I am wondering if gemini 2.0 and 2.5 flash have a fixed max token when uploading video. It appears I cannot get the AI to generate a very detailed description of a video. I am uploading a 30-minute soccer game, hoping it can describe everything going on to a visually impaired audience, but it appears only to output 2k token before stopping to respond. The video token is only 0.5 million, not close to the max threshold.
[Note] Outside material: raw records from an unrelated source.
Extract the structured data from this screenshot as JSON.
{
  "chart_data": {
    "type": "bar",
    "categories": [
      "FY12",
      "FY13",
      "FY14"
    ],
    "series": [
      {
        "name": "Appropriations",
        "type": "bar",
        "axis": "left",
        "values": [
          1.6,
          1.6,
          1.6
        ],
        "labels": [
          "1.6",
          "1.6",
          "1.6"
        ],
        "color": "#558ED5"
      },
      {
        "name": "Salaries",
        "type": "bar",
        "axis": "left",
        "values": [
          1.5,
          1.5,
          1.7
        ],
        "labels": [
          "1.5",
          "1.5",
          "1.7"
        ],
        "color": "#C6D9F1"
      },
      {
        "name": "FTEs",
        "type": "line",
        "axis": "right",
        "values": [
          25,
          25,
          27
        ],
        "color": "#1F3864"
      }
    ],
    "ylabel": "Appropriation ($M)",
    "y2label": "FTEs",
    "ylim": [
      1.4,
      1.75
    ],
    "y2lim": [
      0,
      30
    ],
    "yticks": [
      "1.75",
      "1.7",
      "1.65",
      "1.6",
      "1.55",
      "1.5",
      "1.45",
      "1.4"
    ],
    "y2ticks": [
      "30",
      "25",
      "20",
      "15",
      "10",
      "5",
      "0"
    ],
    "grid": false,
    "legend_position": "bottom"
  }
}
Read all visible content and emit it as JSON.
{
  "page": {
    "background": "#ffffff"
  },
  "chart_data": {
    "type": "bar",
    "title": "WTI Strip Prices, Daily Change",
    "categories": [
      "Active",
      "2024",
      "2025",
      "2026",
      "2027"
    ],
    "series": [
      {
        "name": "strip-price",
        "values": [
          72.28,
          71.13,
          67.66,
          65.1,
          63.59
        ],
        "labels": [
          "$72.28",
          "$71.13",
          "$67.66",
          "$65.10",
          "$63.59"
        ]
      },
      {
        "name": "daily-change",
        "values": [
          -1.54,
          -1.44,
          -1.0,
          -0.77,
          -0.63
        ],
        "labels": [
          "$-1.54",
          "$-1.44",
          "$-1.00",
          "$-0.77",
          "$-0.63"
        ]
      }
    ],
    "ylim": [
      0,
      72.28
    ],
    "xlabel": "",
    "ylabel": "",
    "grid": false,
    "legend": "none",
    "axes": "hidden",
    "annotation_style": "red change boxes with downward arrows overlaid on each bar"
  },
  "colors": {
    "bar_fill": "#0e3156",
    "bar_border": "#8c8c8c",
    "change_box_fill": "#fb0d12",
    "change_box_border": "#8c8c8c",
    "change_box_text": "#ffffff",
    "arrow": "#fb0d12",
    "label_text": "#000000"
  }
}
The endpoint is google ai studio and interfaced through google gen-ai interface

def _upload_video(self, path: str) -> types.File:
        """
        Upload a video file to the Gemini API.
        """
        
        # check if the file is already uploaded with sha 
        sha = file_b64_sha256(path)
        
        for file in self.client.files.list():
            if file.sha256_hash == sha and file.state == "ACTIVE":
                return file
            
        myfile = self.client.files.upload(file=path)
        # wait until state became ACTIVE, max wait time should be set.
        state = self.client.files.get(name=myfile.name).state
        
        for _ in range(1000):
            if state == "ACTIVE":
                break
            else:
                state = self.client.files.get(name=myfile.name).state
                time.sleep(1)
        if state != "ACTIVE":
            raise Exception(f"File upload failed, state: {state}")
        
        return myfile
    
    
    def _send_video_request(self, path: str, prompt: str) -> GenerateContentResponse:
        """
        Send a request to the Gemini API with a video file and prompt.
        
        Args:
            path (str): Path to the video file.
            prompt (str): The prompt to send to the API.
            
        Returns:
            Dict[str, Any]: The response from the API.
            
        Raises:
            Exception: If there's an error in the API request.
        """
        try:
            self._validate_file_path(path)
            myfile = self._upload_video(path)
            
            response:GenerateContentResponse = self.client.models.generate_content(
                model=self.model,
                contents=[
                    myfile,
                    prompt,
                ],
                config=types.GenerateContentConfig(
                    max_output_tokens=10000,
                    temperature=0.5,
                    top_p=0.8,
                )
            )
            
            return response
        except Exception as e:
            raise Exception(f"Error in video request: {str(e)}")

Sample response:

"...**Time:** 03:23 - 03:38\n*   **Scene:** Haaland (#9) is shown standing and reacting to the collision, gesturing with his arms. The referee walks towards him.\n*   **Transcription:**\n    *   Commentator 2: \u6885\u52aa\u548c\u54c8\u862d\u5fb7\u3002\n    *   Commentator 1: \u6703\u4e0d\u6703\u770bVR\u3002\n    *   Commentator 2: \u54ce\u5440\uff0c\u54c8\u862d\u5fb7\uff0c\u78ba\u5be6\u4f60\u8981\u8aaa\u4ed6\u767c\u63ee\u4e0d\u597d, \u4ed6\u78ba\u5be6\u767c\u63ee\u4e0d\u597d\uff0c\u4f46\u662f\u5462\uff0c\u4ed6\u53ef\u80fd\u4e5f\u6709\u59d4\u5c48\uff0c\u6211\u600e\u9ebc\u767c\u63ee\u4e0d\u662f\u62b1\u6211\u5c31\u6454\u6211\u3002\n    *   Commentator 1: \u55ef\u3002\n    *   Commentator 2: \u9019\u8db3\u7403\u5834\u6210\u4e86\u7121\u9928\u4e86\u3002\n*   **Music:** None (only crowd noise and commentary)\n\n**Segment 13: Replay of Mainoo/Haaland Collision and Guardiola Reaction**\n*   **Time:** 03:38 - 03:"
1 Like

Im facing the same issue but with American Football. Seems like its a bug with Gemini when describing sports videos in detail. I’m using Gemini-2.0-Flash btw.